Most times as youth, when we begin on something, we end up throwing in the towel when it becomes tough on the way. Such are the times our Alliance Girls High School song comes to mind, “Challenge can never alter the course of the goals we’ve all set for our lives.” We need to be resilient and to push on, overcoming challenges and being faithful to the end until we accomplish fully. 

Facing the Future with a Mentored Youthful Resolve 

Yes, COVID-19 has disrupted much and has been destructive too, but it has also opened our eyes to integrating technology to ensure progress despite setbacks.
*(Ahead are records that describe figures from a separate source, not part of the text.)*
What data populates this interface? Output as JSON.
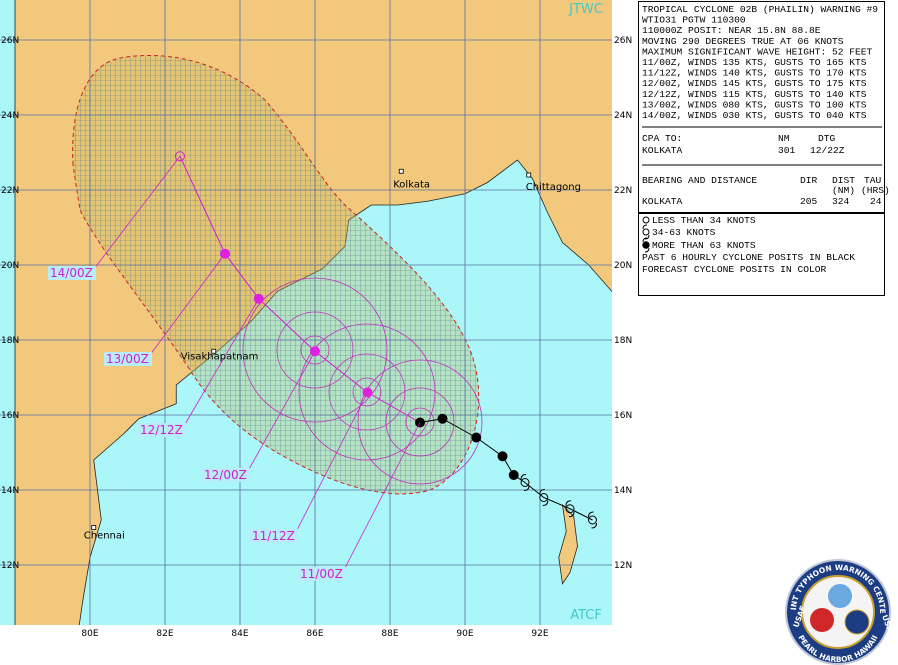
{
  "map": {
    "lat_ticks": [
      {
        "value": 26,
        "label": "26N"
      },
      {
        "value": 24,
        "label": "24N"
      },
      {
        "value": 22,
        "label": "22N"
      },
      {
        "value": 20,
        "label": "20N"
      },
      {
        "value": 18,
        "label": "18N"
      },
      {
        "value": 16,
        "label": "16N"
      },
      {
        "value": 14,
        "label": "14N"
      },
      {
        "value": 12,
        "label": "12N"
      }
    ],
    "lon_ticks": [
      {
        "value": 80,
        "label": "80E"
      },
      {
        "value": 82,
        "label": "82E"
      },
      {
        "value": 84,
        "label": "84E"
      },
      {
        "value": 86,
        "label": "86E"
      },
      {
        "value": 88,
        "label": "88E"
      },
      {
        "value": 90,
        "label": "90E"
      },
      {
        "value": 92,
        "label": "92E"
      }
    ],
    "watermark_top": "JTWC",
    "watermark_bottom": "ATCF",
    "cities": [
      {
        "name": "Kolkata",
        "lat": 22.5,
        "lon": 88.3
      },
      {
        "name": "Chittagong",
        "lat": 22.4,
        "lon": 91.7
      },
      {
        "name": "Visakhapatnam",
        "lat": 17.7,
        "lon": 83.3
      },
      {
        "name": "Chennai",
        "lat": 13.0,
        "lon": 80.1
      }
    ]
  },
  "track": {
    "past_over_63kt": [
      {
        "lat": 15.8,
        "lon": 88.8
      },
      {
        "lat": 15.9,
        "lon": 89.4
      },
      {
        "lat": 15.4,
        "lon": 90.3
      },
      {
        "lat": 14.9,
        "lon": 91.0
      },
      {
        "lat": 14.4,
        "lon": 91.3
      }
    ],
    "past_34_63kt": [
      {
        "lat": 14.2,
        "lon": 91.6
      },
      {
        "lat": 13.8,
        "lon": 92.1
      },
      {
        "lat": 13.5,
        "lon": 92.8
      },
      {
        "lat": 13.2,
        "lon": 93.4
      }
    ],
    "forecast": [
      {
        "label": "11/00Z",
        "lat": 15.8,
        "lon": 88.8
      },
      {
        "label": "11/12Z",
        "lat": 16.6,
        "lon": 87.4
      },
      {
        "label": "12/00Z",
        "lat": 17.7,
        "lon": 86.0
      },
      {
        "label": "12/12Z",
        "lat": 19.1,
        "lon": 84.5
      },
      {
        "label": "13/00Z",
        "lat": 20.3,
        "lon": 83.6
      },
      {
        "label": "14/00Z",
        "lat": 22.9,
        "lon": 82.4
      }
    ]
  },
  "warning": {
    "lines": [
      "TROPICAL CYCLONE 02B (PHAILIN) WARNING #9",
      "WTIO31 PGTW 110300",
      "110000Z POSIT: NEAR 15.8N 88.8E",
      "MOVING 290 DEGREES TRUE AT 06 KNOTS",
      "MAXIMUM SIGNIFICANT WAVE HEIGHT: 52 FEET",
      "11/00Z, WINDS 135 KTS, GUSTS TO 165 KTS",
      "11/12Z, WINDS 140 KTS, GUSTS TO 170 KTS",
      "12/00Z, WINDS 145 KTS, GUSTS TO 175 KTS",
      "12/12Z, WINDS 115 KTS, GUSTS TO 140 KTS",
      "13/00Z, WINDS 080 KTS, GUSTS TO 100 KTS",
      "14/00Z, WINDS 030 KTS, GUSTS TO 040 KTS"
    ],
    "cpa": {
      "header": [
        "CPA TO:",
        "NM",
        "DTG"
      ],
      "row": [
        "KOLKATA",
        301,
        "12/22Z"
      ]
    },
    "bearing": {
      "header": [
        "BEARING AND DISTANCE",
        "DIR",
        "DIST",
        "TAU"
      ],
      "units": [
        "(NM)",
        "(HRS)"
      ],
      "row": [
        "KOLKATA",
        205,
        324,
        24
      ]
    }
  },
  "legend": [
    "LESS THAN 34 KNOTS",
    "34-63 KNOTS",
    "MORE THAN 63 KNOTS",
    "PAST 6 HOURLY CYCLONE POSITS IN BLACK",
    "FORECAST CYCLONE POSITS IN COLOR"
  ],
  "logo": {
    "top": "JOINT TYPHOON WARNING CENTER",
    "bottom": "PEARL HARBOR HAWAII",
    "left": "USAF",
    "right": "USN"
  }
}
Youth ought to overcome the culture of a limited worldview and tap into the privileges and vast opportunities of digitalization and the internet. Digital fluency is not something youth should take lightly. Diligence, determination, discipline and dignity will steer the youth to attain boundless influence. 

Mentorship opens up one’s mind to a whole new different world full of possibilities. Listening to the success stories of the people who have gone ahead of you, how they overcame challenges, has been the best part of the virtual forums. When youth get mentors, they will not be afraid to venture into foreign, deeper waters because they will have someone to hold their hand, helping them to wade through. 

Young ladies out there should not subdue the urge to venture into tough fields like engineering. With determination, passion and the right support system – mentorship being key, you will make it. Mentorship is key to nurturing all of us into competitive global citizens. Tribute to all youth mentors; the post COVID-19 stakes are higher!

By Imelda Nasubo

The author is an alumna of Alliance Girls High School. She is currently pursuing a degree in Mining Engineering at Taita Taveta University, Kenya.